Yes. I think some of the product categories that we have -- and I don't want to give you the answer of mix, but I'm going to talk you down the answer of mix a bit here, which is, I did reference abrasives as we talked about it from an overall product category. And it's a fairly decent-sized category portion, and it was down significantly for some of the things that we've talked about here. I also referenced, may have been this transcript, but our manufacturing performance in the first half of the year and our Technical Product business has been more challenged. I know I sung the praises of our Fine Paper business as they continue to set records. But in our -- on our Technical Products business, we've been more challenged from a manufacturing standpoint. I expect -- and we saw some progress as quarter-to-quarter -- expect that to improve as we go into the back half of the year. So it's not all product mix-related as much as it is the combination of the above. I know it sounded convoluted, but that's the best answer I can provide you.

Stuart J. Benway

Analyst · S&P Capital IQ.

Okay. And in the -- what you call industrial businesses, I guess you talked about it to some extent just recently there. But I mean, do you think there's any secular decline going on in that business or share loss? I mean, like your people not using wallpaper either commercially or residentially?

John P. O'Donnell

Analyst · S&P Capital IQ.

Yes, I think there's a variety of things in that industrial group.
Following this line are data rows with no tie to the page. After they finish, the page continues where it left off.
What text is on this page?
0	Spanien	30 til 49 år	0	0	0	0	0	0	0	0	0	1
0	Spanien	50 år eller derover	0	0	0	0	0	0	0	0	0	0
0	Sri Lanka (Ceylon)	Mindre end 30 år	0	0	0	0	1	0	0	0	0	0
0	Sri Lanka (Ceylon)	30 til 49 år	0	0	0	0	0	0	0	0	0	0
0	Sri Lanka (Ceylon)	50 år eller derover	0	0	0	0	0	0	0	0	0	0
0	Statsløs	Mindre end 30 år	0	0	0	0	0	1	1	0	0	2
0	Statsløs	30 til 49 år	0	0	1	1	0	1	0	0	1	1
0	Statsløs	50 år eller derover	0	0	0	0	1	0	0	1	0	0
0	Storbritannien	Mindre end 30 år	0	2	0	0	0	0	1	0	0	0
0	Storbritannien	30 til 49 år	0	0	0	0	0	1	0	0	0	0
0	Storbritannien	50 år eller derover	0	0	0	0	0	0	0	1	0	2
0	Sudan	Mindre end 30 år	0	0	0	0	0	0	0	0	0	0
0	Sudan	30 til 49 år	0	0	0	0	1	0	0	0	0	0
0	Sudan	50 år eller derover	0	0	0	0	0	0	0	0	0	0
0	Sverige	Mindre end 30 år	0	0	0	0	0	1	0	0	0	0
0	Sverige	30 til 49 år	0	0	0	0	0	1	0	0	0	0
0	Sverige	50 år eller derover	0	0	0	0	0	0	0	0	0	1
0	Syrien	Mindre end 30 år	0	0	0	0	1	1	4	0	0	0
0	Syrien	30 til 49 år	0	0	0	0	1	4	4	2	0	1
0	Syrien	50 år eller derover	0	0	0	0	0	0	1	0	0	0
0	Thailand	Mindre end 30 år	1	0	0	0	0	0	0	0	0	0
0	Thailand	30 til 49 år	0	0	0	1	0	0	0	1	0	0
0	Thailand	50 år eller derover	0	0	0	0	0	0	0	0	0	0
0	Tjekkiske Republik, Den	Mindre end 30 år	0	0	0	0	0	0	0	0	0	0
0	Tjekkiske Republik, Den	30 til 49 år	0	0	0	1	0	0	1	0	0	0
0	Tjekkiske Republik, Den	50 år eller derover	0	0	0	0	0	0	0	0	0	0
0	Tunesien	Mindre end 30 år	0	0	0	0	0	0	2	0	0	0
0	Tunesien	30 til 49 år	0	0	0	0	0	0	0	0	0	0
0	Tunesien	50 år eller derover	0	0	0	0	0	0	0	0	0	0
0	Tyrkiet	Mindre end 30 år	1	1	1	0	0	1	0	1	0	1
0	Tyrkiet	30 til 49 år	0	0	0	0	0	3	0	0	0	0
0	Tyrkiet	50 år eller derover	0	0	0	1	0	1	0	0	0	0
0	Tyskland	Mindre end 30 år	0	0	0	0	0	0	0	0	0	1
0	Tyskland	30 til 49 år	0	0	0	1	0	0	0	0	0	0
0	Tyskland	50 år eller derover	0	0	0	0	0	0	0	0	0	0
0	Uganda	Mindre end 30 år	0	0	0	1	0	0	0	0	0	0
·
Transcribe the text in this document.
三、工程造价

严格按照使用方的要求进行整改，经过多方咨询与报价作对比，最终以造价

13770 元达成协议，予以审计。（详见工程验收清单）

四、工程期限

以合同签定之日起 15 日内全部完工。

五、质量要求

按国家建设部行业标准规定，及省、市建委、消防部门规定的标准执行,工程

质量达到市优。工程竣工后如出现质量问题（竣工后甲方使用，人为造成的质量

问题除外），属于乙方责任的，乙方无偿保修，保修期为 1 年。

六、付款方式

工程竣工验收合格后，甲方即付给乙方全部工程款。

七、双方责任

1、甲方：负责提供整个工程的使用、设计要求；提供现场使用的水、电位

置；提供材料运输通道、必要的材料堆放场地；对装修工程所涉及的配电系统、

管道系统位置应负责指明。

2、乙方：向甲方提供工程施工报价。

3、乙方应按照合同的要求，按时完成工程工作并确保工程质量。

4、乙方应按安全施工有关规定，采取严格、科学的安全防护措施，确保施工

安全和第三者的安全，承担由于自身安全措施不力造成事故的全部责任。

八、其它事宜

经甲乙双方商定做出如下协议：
We have a variety of products in there. Some of them are, in fact, experiencing decline, some of the pre-masked tapes and some of the other products. From a wall covering standpoint, we participate in a unique segment of the wall covering. So not in all segments of overall wall covering. There are a lot of individuals who are moving into wall covering. You see a lot more competitive environment, and then the biggest part of the growth of that is Asia and Russia. And both of those markets have fed the pressures. So some of it, I would say, are economic conditions that are more temporary. There are some products inside of there that are faced with secular decline, and I talked earlier on the call about diversifying the portfolio. It's really finding performance products that have the growth elements to it, and there's many in that industrial ones that while they're very profitable, have -- they'll demonstrate a lot of top line growth overall.

Stuart J. Benway

Analyst · S&P Capital IQ.

Yes, one last one. With the Gruppo Cordenons, do you see any possibility of going the other way? I mean, can you sell some of your products through them?

John P. O'Donnell

Analyst · S&P Capital IQ.

Yes. I wouldn't rule out anything. As I mentioned before, from a creative stand, I think the first one is demonstrate the level of success that we can have here in the United States. And I'm very comfortable that our group's going to be able to demonstrate that. And then like any unique and creative decision, it opens up a lot of different alternatives, and I think that's what's critically important. It's so hard to reinvent a business that's been in decline, but the focus on the luxury packaging for this group and the focus on premium labels, we're seeing a lot of traction, and I'm excited about that. Yes, so we may be talking about other future revenue streams that we hadn't maybe talked about in the past.

Operator

Operator

I'll now like to turn the call over to John O'Donnell for closing remarks.

John P. O'Donnell

Analyst

Okay. Once again, thank you, all, for your participation today. We look forward to the opportunity to talk to you again in November. Thank you.

Operator

Operator

Thank you. Ladies and gentlemen, this concludes today's conference call. You may now disconnect.